Gemini facing a class action lawsuit for concealing risks in its Earn program

Rosen Law Firm, a global investor rights law in New York, is leading a class action against Gemini, a cryptocurrency exchange, and its founders, Tyler and Cameron Winklevoss, over the ramp’s alleged concealment of risks in their Earn product.

Rosen Law advises more investors to join the lawsuit

Rosen Law Firm is the latest to file a class action lawsuit against Gemini and its founders. The case is on behalf of investors who lost significant assets in the Gemini Earn debacle.

According to reports, the law firm is suing the exchange over alleged misinformation on the risks involved in investing in the Earn program. They assert that Gemini deliberately concealed risks for users subscribing to the Earn program, touting it as a safe investment. 

Rosen Law Firm also said Gemini should have informed its investors about relevant information on the partners and borrowers involved in the program. Furthermore, they claim the exchange operated as an unregistered crypto firm and knowingly sold unregistered securities to investors, exposing them to financial risks.

Rosen Law has advised all individuals that have invested in the Earn program between Feb. 2, 2021, and Dec. 27, 2022, to come forward and join the class action to get compensation from Gemini.

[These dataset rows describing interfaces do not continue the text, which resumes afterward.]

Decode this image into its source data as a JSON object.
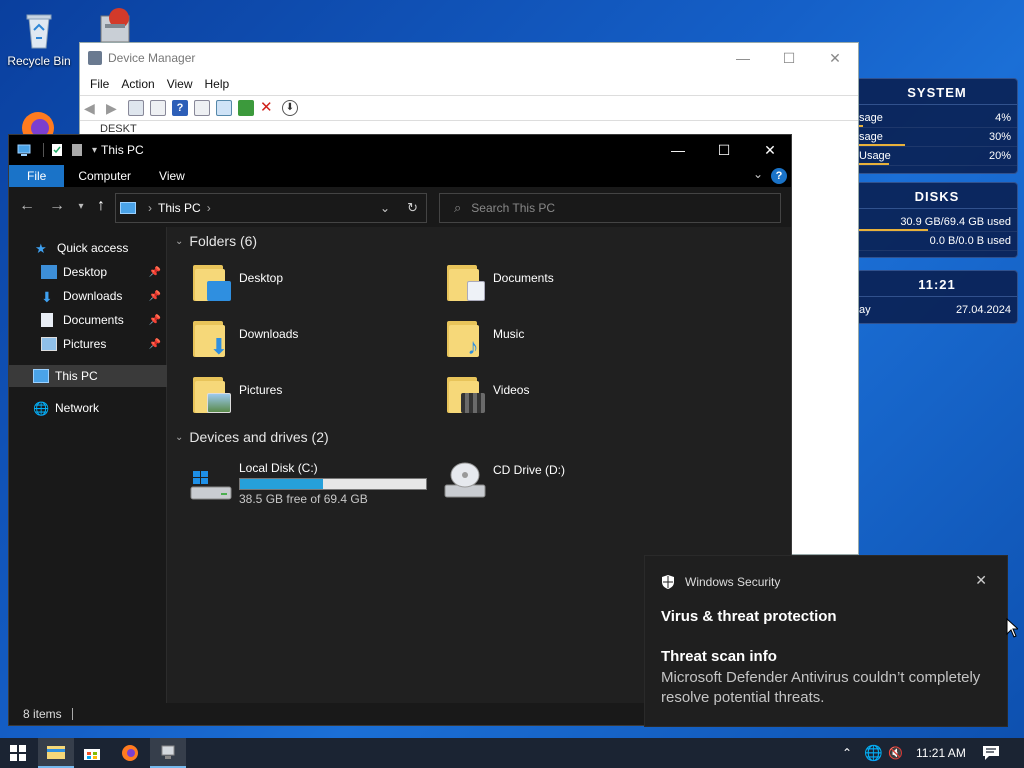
{
  "desktop": {
    "icons": [
      {
        "label": "Recycle Bin"
      }
    ]
  },
  "widgets": {
    "system": {
      "title": "SYSTEM",
      "rows": [
        {
          "label": "sage",
          "value": "4%",
          "level": 0.04
        },
        {
          "label": "sage",
          "value": "30%",
          "level": 0.3
        },
        {
          "label": "Usage",
          "value": "20%",
          "level": 0.2
        }
      ]
    },
    "disks": {
      "title": "DISKS",
      "rows": [
        {
          "label": "",
          "value": "30.9 GB/69.4 GB used",
          "level": 0.445
        },
        {
          "label": "",
          "value": "0.0 B/0.0 B used",
          "level": 0
        }
      ]
    },
    "clock": {
      "time": "11:21",
      "day_label": "ay",
      "date": "27.04.2024"
    }
  },
  "device_manager": {
    "title": "Device Manager",
    "menu": [
      "File",
      "Action",
      "View",
      "Help"
    ],
    "tree_fragment": "DESKT"
  },
  "explorer": {
    "title": "This PC",
    "ribbon_tabs": [
      "File",
      "Computer",
      "View"
    ],
    "help_label": "?",
    "address_path": "This PC",
    "search_placeholder": "Search This PC",
    "nav": {
      "quick_access": "Quick access",
      "pinned": [
        "Desktop",
        "Downloads",
        "Documents",
        "Pictures"
      ],
      "this_pc": "This PC",
      "network": "Network"
    },
    "folders_header": "Folders (6)",
    "folders": [
      "Desktop",
      "Documents",
      "Downloads",
      "Music",
      "Pictures",
      "Videos"
    ],
    "drives_header": "Devices and drives (2)",
    "drives": [
      {
        "name": "Local Disk (C:)",
        "free_text": "38.5 GB free of 69.4 GB",
        "used_fraction": 0.445
      },
      {
        "name": "CD Drive (D:)"
      }
    ],
    "status_text": "8 items"
  },
  "toast": {
    "app": "Windows Security",
    "heading": "Virus & threat protection",
    "subheading": "Threat scan info",
    "body": "Microsoft Defender Antivirus couldn’t completely resolve potential threats."
  },
  "taskbar": {
    "time": "11:21 AM"
  },
  "colors": {
    "accent": "#1a73c8",
    "disk_fill": "#26a0da",
    "folder": "#f6d879"
  }
}
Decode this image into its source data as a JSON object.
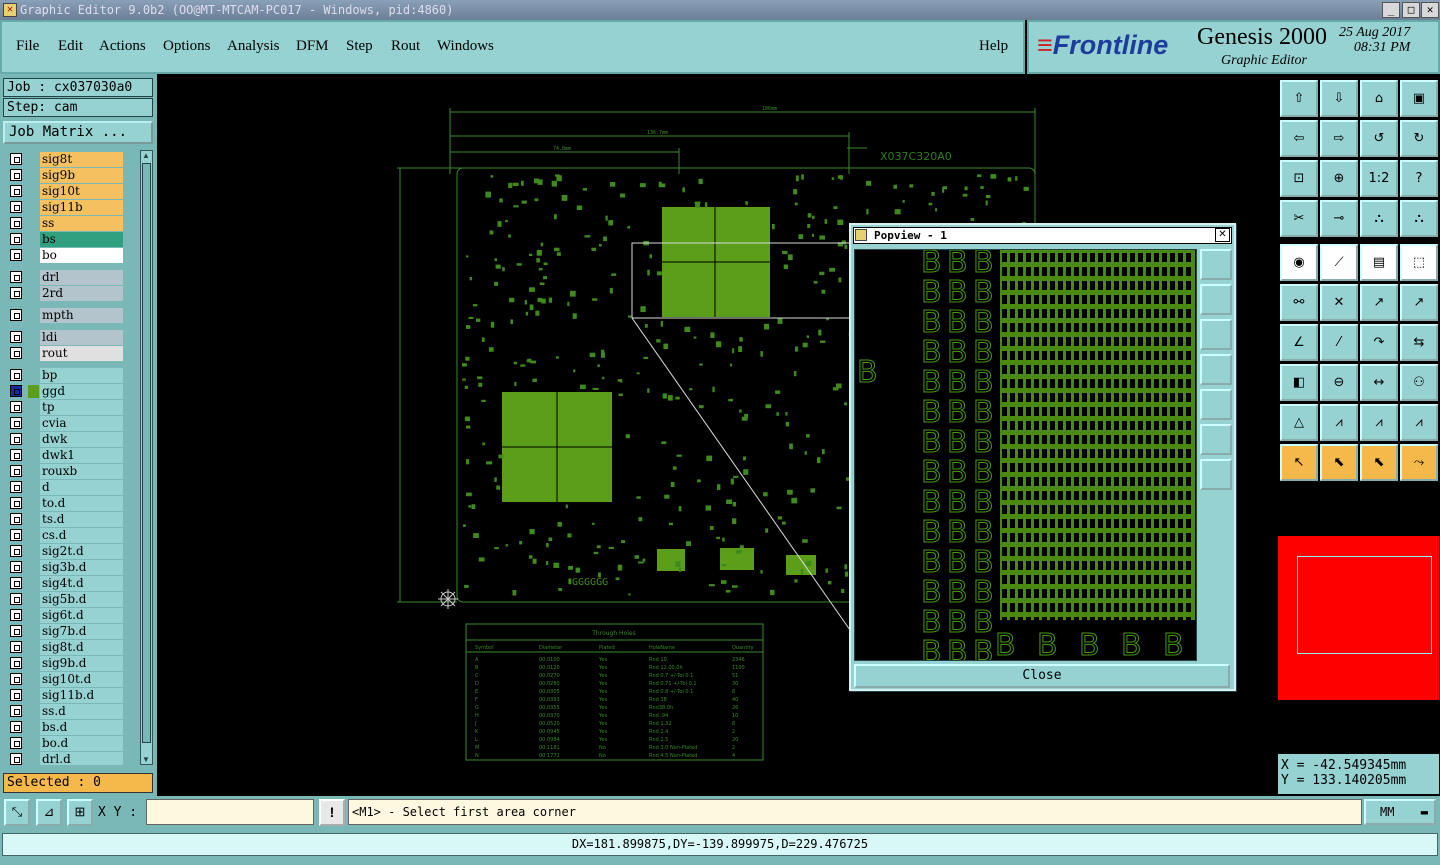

Created in Feb. 2021, Gemini Earn is a program that allows customers to generate yields by lending their crypto assets to a borrowing counter-party.

FTX Contagion

On Nov. 16, 2022, the exchange announced that it had paused withdrawals because its primary lender, Genesis Global, had been exposed to the FTX contagion. FTX’s bankruptcy had widespread effects across crypto, impacting Genesis Global and its parent company, Digital Currency Group (DCG).

As reported, FTX recently secured a Delaware bankruptcy judge’s permission to sell four assets to pay back its creditors.